Some of you have a computer system for a workstation. You should become
familiar with color as it applies to computer-generated or desktop color.
Desktop color is computer-generated color or various shades of grey from an
IBM (PC) or Macintosh (MAC) computer systems. The color limitations of
desktop color are the Random Access Memory (RAM) capacity of the
computer, the Video Graphics Array (VGA) card, the scanner, and the
Random Access Memory (RAM) determines the speed and power
considerations for color. Color displays require more RAM than
monochromatic displays. If your computer doesnt have enough memory,
you will experience delays in completing jobs that involve color. When
adding color capabilities to your desktop system, reevaluate memory capacity
and expand it if necessary.
Video graphics array (VGA) cards or Super Video Graphic Array (SVGA)
cards control the resolution of computer monitors. Monitor resolution is
stated in terms of dots per inch (dpi) for MAC monitors or picture elements
(pixels) for PC monitors. You may use a VGA with color or black-and-white
monitors. The VGA monitor has a resolution of 640 x 480 dpi. Super VGA
increases the resolution to 800 x 600 dpi or 1024 x 768 (extended VGA).
Scanners scan text and images and record them to memory. The type of
scanner determines the resolution of the scanned image. Scanners are
classified by image capture capabilities and whether they use the theory of
reflectance (opaque copy) or the theory of transmission (transparent copy).

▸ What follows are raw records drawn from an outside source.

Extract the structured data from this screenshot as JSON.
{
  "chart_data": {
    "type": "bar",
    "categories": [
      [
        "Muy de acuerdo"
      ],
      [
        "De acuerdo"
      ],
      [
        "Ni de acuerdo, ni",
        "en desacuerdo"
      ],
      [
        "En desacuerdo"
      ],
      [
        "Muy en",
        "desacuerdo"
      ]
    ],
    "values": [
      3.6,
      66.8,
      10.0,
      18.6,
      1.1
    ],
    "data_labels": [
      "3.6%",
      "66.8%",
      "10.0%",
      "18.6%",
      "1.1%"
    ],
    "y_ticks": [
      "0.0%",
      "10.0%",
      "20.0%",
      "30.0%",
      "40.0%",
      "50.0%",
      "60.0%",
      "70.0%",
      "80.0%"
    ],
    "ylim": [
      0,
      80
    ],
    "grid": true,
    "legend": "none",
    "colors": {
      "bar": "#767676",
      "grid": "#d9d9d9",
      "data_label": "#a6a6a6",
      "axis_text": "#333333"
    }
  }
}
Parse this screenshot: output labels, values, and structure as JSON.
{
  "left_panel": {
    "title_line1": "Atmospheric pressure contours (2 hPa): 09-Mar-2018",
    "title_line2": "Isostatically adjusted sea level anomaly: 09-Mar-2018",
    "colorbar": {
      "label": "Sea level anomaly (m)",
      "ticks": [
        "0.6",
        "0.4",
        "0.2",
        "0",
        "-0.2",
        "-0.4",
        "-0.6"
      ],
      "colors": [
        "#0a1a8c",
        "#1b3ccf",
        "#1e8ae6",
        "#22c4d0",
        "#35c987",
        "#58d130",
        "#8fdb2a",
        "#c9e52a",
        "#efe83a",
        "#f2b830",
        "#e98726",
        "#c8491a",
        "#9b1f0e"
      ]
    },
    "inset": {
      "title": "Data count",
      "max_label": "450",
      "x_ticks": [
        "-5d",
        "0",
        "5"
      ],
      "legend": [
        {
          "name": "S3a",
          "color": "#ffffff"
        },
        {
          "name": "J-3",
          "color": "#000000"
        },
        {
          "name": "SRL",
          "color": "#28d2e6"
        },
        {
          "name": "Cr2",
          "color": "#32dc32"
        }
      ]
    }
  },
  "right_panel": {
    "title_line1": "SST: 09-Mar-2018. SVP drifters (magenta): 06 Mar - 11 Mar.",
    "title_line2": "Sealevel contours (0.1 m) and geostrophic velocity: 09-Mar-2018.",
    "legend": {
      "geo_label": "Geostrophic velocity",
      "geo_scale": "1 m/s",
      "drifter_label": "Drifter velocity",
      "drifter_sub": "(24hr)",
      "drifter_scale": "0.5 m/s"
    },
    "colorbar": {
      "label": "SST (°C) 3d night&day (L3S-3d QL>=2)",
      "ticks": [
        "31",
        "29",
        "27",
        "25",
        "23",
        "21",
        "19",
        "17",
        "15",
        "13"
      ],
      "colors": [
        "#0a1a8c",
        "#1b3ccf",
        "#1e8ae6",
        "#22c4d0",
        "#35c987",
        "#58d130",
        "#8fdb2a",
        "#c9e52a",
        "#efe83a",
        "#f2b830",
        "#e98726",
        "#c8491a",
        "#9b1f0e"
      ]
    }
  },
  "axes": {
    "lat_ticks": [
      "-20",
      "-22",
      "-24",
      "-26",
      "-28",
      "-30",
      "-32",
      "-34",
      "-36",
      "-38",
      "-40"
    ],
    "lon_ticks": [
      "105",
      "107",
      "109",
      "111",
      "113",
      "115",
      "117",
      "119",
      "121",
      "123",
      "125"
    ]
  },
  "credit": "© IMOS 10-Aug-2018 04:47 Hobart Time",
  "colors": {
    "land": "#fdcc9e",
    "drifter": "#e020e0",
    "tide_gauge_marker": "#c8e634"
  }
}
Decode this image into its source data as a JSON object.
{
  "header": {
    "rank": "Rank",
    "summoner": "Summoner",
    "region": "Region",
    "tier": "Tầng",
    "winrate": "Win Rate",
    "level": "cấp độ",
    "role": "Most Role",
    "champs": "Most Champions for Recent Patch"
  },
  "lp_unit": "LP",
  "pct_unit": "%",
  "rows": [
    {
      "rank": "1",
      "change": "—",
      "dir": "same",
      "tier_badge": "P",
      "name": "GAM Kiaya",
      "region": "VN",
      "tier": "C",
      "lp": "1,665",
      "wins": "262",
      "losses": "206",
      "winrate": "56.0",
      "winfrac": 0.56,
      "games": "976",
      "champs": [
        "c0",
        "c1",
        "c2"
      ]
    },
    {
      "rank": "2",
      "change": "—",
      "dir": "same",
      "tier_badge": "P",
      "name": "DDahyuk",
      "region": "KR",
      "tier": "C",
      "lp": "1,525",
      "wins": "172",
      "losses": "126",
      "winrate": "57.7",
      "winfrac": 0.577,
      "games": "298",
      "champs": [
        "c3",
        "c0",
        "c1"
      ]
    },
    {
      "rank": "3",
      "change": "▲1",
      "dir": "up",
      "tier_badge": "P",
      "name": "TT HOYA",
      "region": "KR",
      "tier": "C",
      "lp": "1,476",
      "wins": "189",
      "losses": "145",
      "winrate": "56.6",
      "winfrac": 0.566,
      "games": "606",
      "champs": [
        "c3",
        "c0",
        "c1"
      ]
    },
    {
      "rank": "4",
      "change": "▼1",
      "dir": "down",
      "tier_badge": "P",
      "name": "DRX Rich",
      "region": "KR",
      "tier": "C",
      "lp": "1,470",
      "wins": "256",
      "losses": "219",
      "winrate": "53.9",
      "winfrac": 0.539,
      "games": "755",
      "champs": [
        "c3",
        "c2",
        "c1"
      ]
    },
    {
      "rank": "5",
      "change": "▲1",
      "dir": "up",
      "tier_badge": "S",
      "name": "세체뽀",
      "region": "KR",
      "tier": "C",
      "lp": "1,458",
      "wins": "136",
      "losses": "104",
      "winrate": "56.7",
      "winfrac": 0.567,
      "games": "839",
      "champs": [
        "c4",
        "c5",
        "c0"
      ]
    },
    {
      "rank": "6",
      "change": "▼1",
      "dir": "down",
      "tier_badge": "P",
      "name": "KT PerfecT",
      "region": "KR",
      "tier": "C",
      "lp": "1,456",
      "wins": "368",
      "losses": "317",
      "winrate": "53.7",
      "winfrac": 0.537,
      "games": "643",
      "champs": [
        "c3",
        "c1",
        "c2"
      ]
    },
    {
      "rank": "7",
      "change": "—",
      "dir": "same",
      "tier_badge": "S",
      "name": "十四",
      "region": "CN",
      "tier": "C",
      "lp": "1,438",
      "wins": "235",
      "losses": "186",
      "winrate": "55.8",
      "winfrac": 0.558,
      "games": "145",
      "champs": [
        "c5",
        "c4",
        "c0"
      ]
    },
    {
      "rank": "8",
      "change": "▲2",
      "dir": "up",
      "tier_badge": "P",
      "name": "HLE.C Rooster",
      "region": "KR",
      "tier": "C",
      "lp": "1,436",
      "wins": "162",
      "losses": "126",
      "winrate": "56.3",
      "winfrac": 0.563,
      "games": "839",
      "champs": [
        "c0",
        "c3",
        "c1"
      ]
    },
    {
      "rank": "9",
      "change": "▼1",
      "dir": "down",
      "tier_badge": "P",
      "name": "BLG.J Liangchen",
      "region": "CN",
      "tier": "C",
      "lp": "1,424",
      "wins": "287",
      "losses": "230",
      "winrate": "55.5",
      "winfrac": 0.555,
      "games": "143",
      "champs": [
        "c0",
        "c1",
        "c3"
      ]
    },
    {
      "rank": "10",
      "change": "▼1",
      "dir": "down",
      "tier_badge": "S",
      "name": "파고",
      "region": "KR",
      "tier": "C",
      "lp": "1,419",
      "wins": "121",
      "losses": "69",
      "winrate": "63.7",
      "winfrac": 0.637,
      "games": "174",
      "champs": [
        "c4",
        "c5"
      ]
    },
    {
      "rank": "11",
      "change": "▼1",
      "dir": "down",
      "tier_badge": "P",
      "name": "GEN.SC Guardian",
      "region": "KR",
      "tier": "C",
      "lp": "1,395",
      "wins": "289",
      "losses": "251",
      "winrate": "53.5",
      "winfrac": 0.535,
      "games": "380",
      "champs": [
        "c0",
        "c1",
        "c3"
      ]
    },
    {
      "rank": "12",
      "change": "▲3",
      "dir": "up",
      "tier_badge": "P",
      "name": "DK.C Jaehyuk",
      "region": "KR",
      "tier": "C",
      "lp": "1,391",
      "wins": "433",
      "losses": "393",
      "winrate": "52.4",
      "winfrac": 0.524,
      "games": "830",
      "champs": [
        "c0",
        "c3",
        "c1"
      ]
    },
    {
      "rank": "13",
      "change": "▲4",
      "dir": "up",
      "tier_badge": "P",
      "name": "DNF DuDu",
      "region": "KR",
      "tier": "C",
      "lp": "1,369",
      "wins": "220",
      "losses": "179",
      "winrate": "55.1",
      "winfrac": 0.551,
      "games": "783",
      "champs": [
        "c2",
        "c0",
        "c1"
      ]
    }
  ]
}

There are hand-held scanners, sheetbed scanners, flatbed scanners, overhead
scanners, slide scanners, and drum scanners.
Most scanners connected to
desktop computer systems use sensing elements called charged-couple devices
(CCD). When light strikes CCDs, they retain voltage. The voltage
apportions the amount of light striking the sensors and transfers this into
reproduced copy. CCD scanners are of lower resolution than the
photomultiplier tube scanners of Color Electronic Pre-press Systems.